Musculoskeletal Science and Sports Medicine Research Centre, Department of Life Sciences, Manchester Metropolitan University, Manchester, UK.
Institute for Infection and Immunity, Paediatric Infectious Diseases Research Group, St. George's University of London, UK; previously at MRC Human Nutrition Research, Elsie Widdowson Laboratory, Cambridge, UK.
Bone. 2022 Jan;154:116183. doi: 10.1016/j.bone.2021.116183. Epub 2021 Sep 29.
Neurofibromatosis type 1 (NF1) is associated with lower bone mass and increased risk of fracture. Children with NF1 display faltering growth from mid-childhood. However, to date tibia bone development in children with NF1 across childhood and the role of body size have not been explored. Therefore, we recruited 24 children with NF1 (12 girls, mean age 8.2 ± 1.1y) and 104 children without NF1 (52 girls, mean age 11 ± 1.7y).
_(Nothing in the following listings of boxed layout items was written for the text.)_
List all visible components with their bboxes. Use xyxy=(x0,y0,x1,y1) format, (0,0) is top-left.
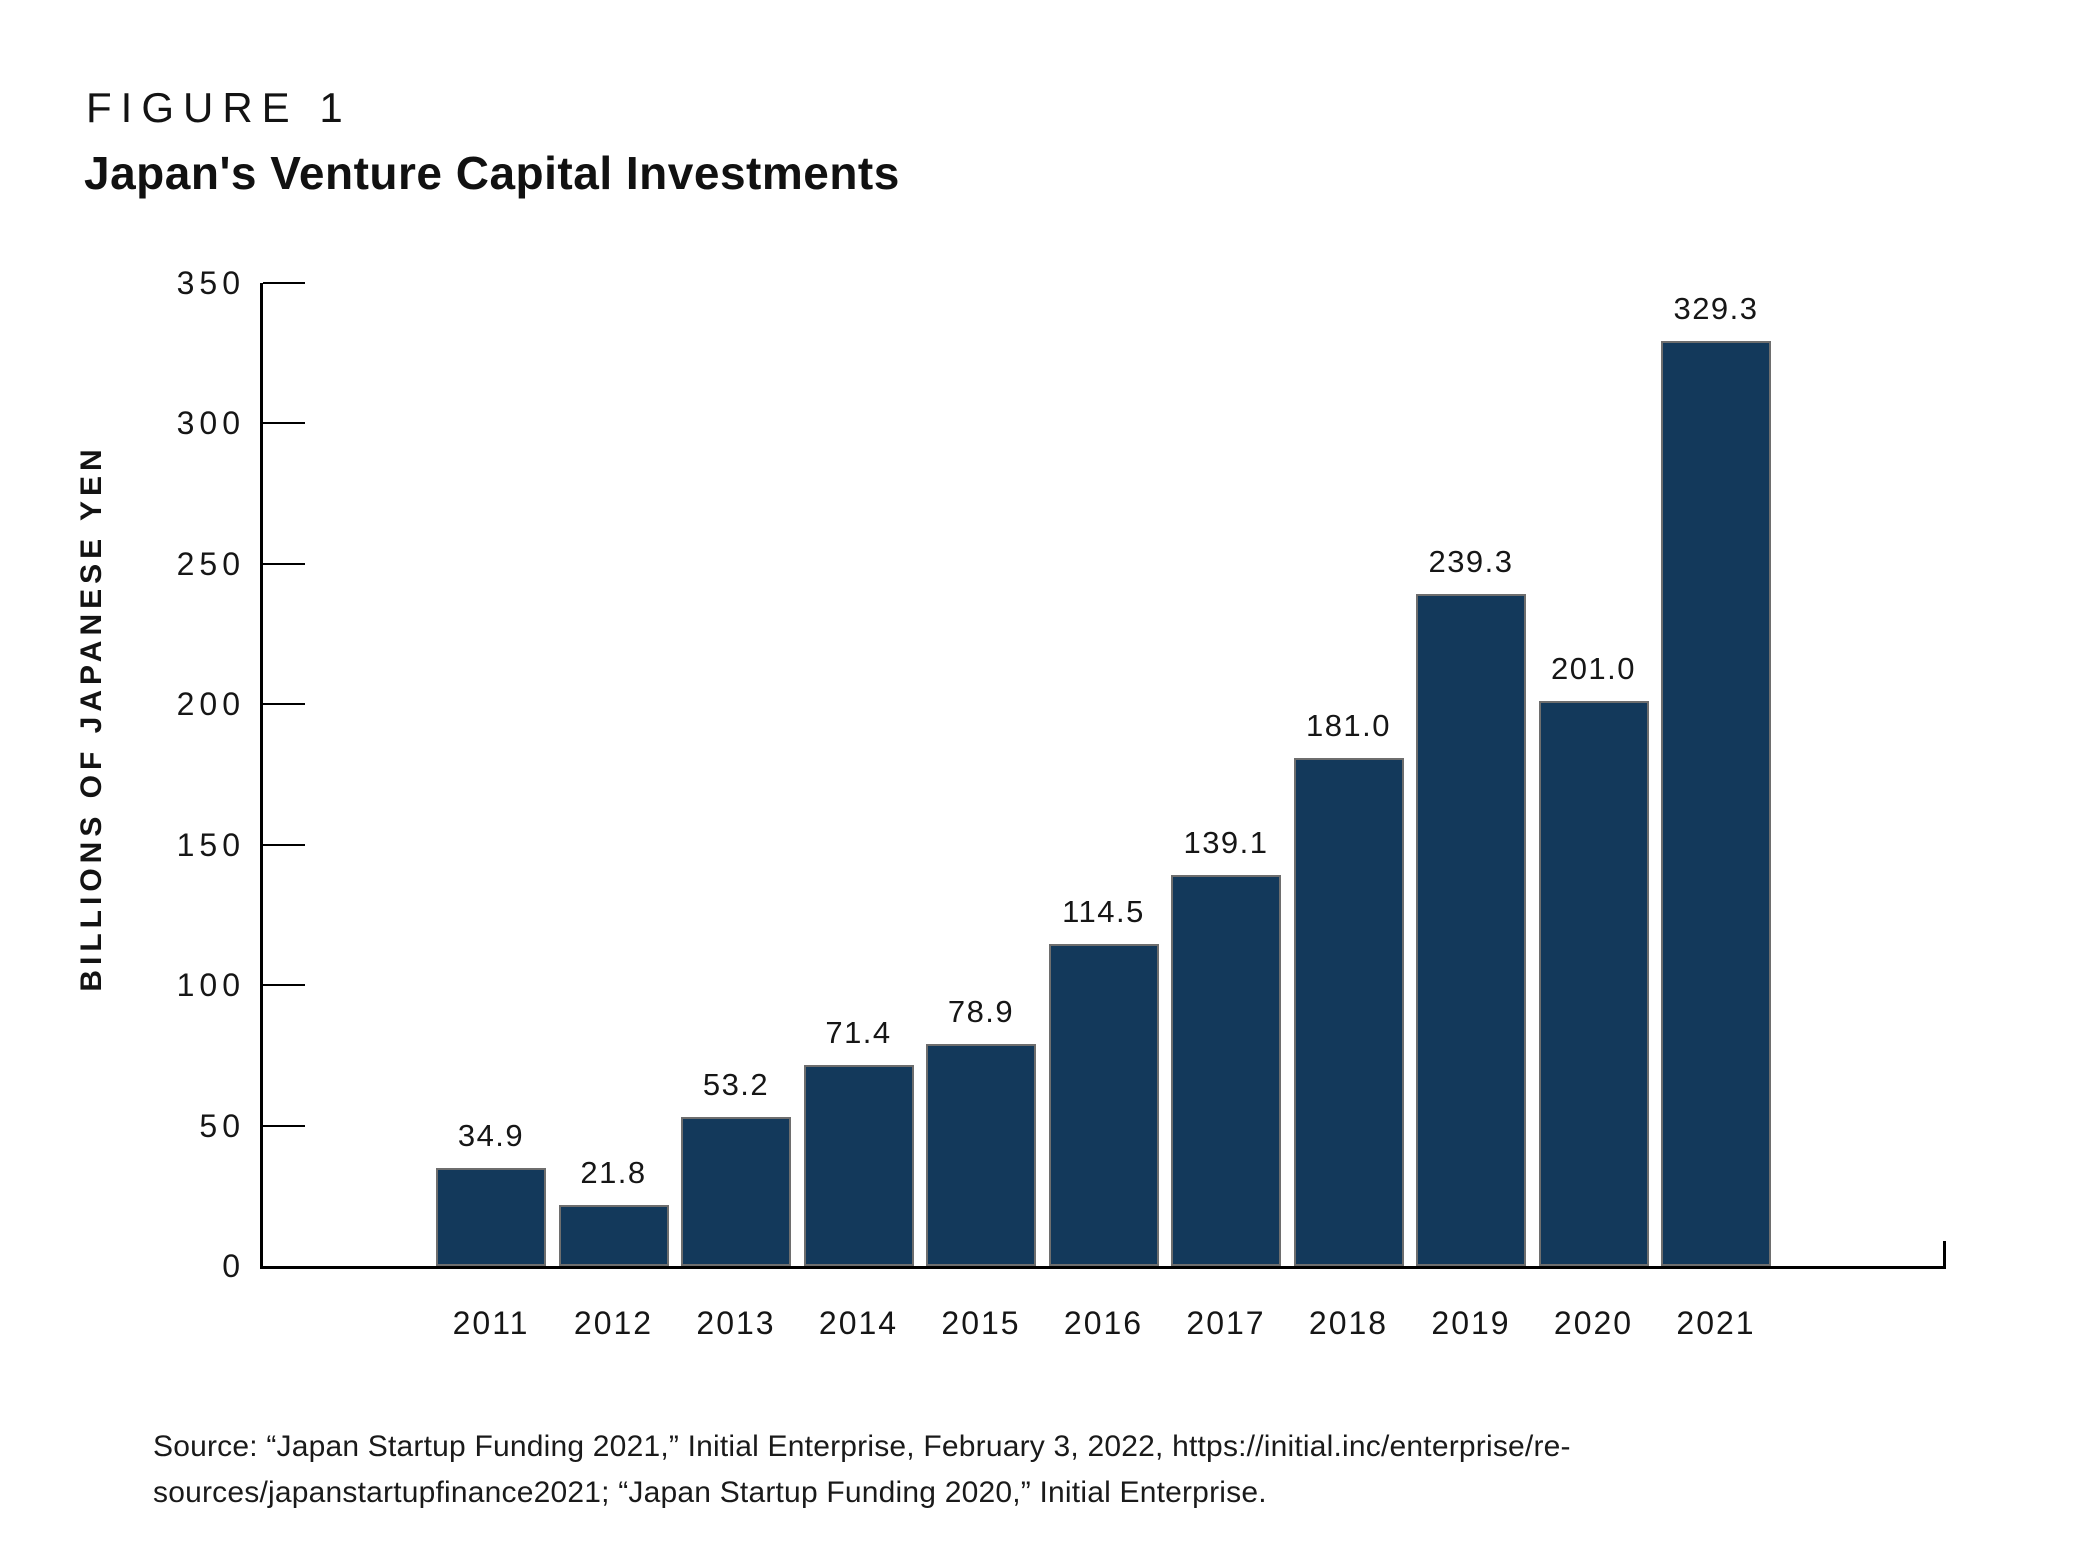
bar-value-label-2015: 78.9 xyxy=(947,994,1015,1030)
y-tick-label-200: 200 xyxy=(176,686,245,723)
x-tick-label-2020: 2020 xyxy=(1553,1305,1634,1341)
source-line-2: sources/japanstartupfinance2021; “Japan … xyxy=(153,1476,1267,1509)
bar-2016 xyxy=(1048,944,1159,1266)
x-tick-label-2017: 2017 xyxy=(1186,1305,1266,1341)
y-tick-100 xyxy=(263,984,305,987)
bar-value-label-2020: 201.0 xyxy=(1550,651,1637,687)
bar-2013 xyxy=(681,1116,791,1266)
y-tick-label-150: 150 xyxy=(176,826,245,863)
y-tick-250 xyxy=(263,562,305,565)
source-note: Source: “Japan Startup Funding 2021,” In… xyxy=(153,1424,1571,1516)
figure-number-label: FIGURE 1 xyxy=(86,84,352,131)
y-tick-label-100: 100 xyxy=(176,967,245,1004)
bar-value-label-2016: 114.5 xyxy=(1062,894,1145,930)
x-tick-label-2016: 2016 xyxy=(1063,1305,1144,1341)
y-tick-200 xyxy=(263,703,305,706)
x-tick-label-2014: 2014 xyxy=(818,1305,899,1341)
x-axis-end-tick xyxy=(1943,1241,1946,1266)
x-axis-line xyxy=(260,1266,1946,1269)
y-tick-label-350: 350 xyxy=(176,265,245,301)
bar-2020 xyxy=(1538,701,1649,1266)
x-tick-label-2015: 2015 xyxy=(941,1305,1021,1341)
x-tick-label-2012: 2012 xyxy=(573,1305,654,1341)
y-tick-300 xyxy=(263,422,305,425)
bar-2012 xyxy=(558,1204,669,1266)
bar-2017 xyxy=(1171,875,1281,1266)
figure-title: Japan's Venture Capital Investments xyxy=(84,147,900,199)
bar-value-label-2014: 71.4 xyxy=(825,1015,892,1051)
y-tick-label-300: 300 xyxy=(176,405,245,442)
source-line-1: Source: “Japan Startup Funding 2021,” In… xyxy=(153,1430,1571,1463)
x-tick-label-2021: 2021 xyxy=(1676,1305,1756,1341)
y-tick-label-0: 0 xyxy=(222,1248,245,1284)
y-tick-150 xyxy=(263,843,305,846)
y-tick-label-250: 250 xyxy=(176,545,245,582)
y-tick-350 xyxy=(263,282,305,284)
bar-value-label-2011: 34.9 xyxy=(457,1117,525,1153)
bar-value-label-2013: 53.2 xyxy=(702,1066,770,1102)
y-tick-50 xyxy=(263,1124,305,1127)
bar-value-label-2012: 21.8 xyxy=(580,1154,647,1190)
bar-2014 xyxy=(803,1065,914,1266)
bar-value-label-2017: 139.1 xyxy=(1183,825,1269,861)
x-tick-label-2018: 2018 xyxy=(1308,1305,1389,1341)
bar-2021 xyxy=(1661,341,1771,1266)
bar-value-label-2021: 329.3 xyxy=(1673,291,1759,327)
bar-2019 xyxy=(1416,593,1526,1266)
x-tick-label-2019: 2019 xyxy=(1431,1305,1511,1341)
x-tick-label-2011: 2011 xyxy=(452,1305,530,1341)
y-axis-line xyxy=(260,283,263,1269)
bar-2011 xyxy=(436,1167,546,1266)
bar-2018 xyxy=(1293,757,1404,1266)
y-tick-label-50: 50 xyxy=(199,1107,245,1144)
bar-2015 xyxy=(926,1044,1036,1266)
x-tick-label-2013: 2013 xyxy=(696,1305,776,1341)
bar-value-label-2018: 181.0 xyxy=(1305,707,1392,743)
bar-value-label-2019: 239.3 xyxy=(1428,543,1514,579)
Tibia and fibula bone characteristics were assessed at 4% and 38% distal-proximal tibia length in all children at baseline using peripheral quantitative computed tomography (pQCT). Longitudinal scans were obtained in 21 children with NF1 (12 girls) over 3.4 ± 0.3y and 71 children without NF1 (34 girls) over 1.1 ± 0.1y, such that at follow-up mean age of both groups (NF1 10.9 ± 1.3y, controls 11.4 ± 1.4y) were similar. Effects of group (NF1/control) on bone outcomes as well as group-by-age interactions, indicating differences in rate of change in bone outcome bone outcomes were assessed via linear mixed effects models with adjustment for sex, age, pubertal status and in additional models with adjustment for height and weight Z-scores. Group (NF1/control)-by-age interactions indicated a slower rate of tibia and fibula bone mass accrual in children with NF1 at all measured sites. These associations were attenuated by 25-50% by adjustment for height and weight Z-scores. At the 4% site, deficits in bone mass at older ages were related to slower trabecular BMD accrual. At the 38% site, group-by-age interactions suggested that bone mass deficits resulted from poorer accrual of cortical CSA and to a lesser extent cortical BMD. Lower limb bone mass deficits evident in children with NF1 appear to be progressive and emerge in mid-childhood. In part, they are related to development of a similar pattern of deficits in longitudinal growth and body weight in NF1. Interventions promoting muscle development or physical activity may be partially effective in attenuating bone mass accrual deficits in this population.
神经纤维瘤病 1 型(NF1)与骨量减少和骨折风险增加有关。NF1 患儿从中年起生长缓慢。然而,迄今为止,NF1 患儿在整个儿童期的胫骨骨发育情况以及身体大小的作用尚未得到探索。因此,我们招募了 24 名 NF1 患儿(12 名女孩,平均年龄 8.2±1.1 岁)和 104 名无 NF1 患儿(52 名女孩,平均年龄 11±1.7 岁)。所有儿童在基线时均使用外周定量计算机断层扫描(pQCT)在胫骨远端近端 4%和 38%处评估胫骨和腓骨骨特征。在 21 名 NF1 患儿(12 名女孩)中进行了纵向扫描,随访时间为 3.4±0.3 年,在 71 名无 NF1 患儿(34 名女孩)中进行了 1.1±0.1 年的随访,因此两组的平均年龄(NF1 组 10.9±1.3 岁,对照组 11.4±1.4 岁)相似。通过线性混合效应模型评估组(NF1/对照)对骨结局的影响以及组-年龄相互作用,表明骨结局变化率的差异,通过线性混合效应模型进行评估,同时调整性别、年龄、青春期状态,并在额外的模型中调整身高和体重 Z 分数。组(NF1/对照)-年龄相互作用表明,在所有测量部位,NF1 患儿的胫骨和腓骨骨量积累速度较慢。通过调整身高和体重 Z 分数,这些关联减弱了 25-50%。在 4%的部位,年龄较大时的骨量不足与骨小梁 BMD 积累速度较慢有关。在 38%的部位,组-年龄相互作用表明,骨量不足是由于皮质 CSA 的积累较差以及皮质 BMD 的积累程度较低所致。NF1 患儿下肢骨量不足似乎呈进行性,从中年开始出现。在某种程度上,它们与 NF1 中纵向生长和体重的类似缺陷模式的发展有关。促进肌肉发育或体育活动的干预措施可能在一定程度上有效减轻该人群的骨量积累不足。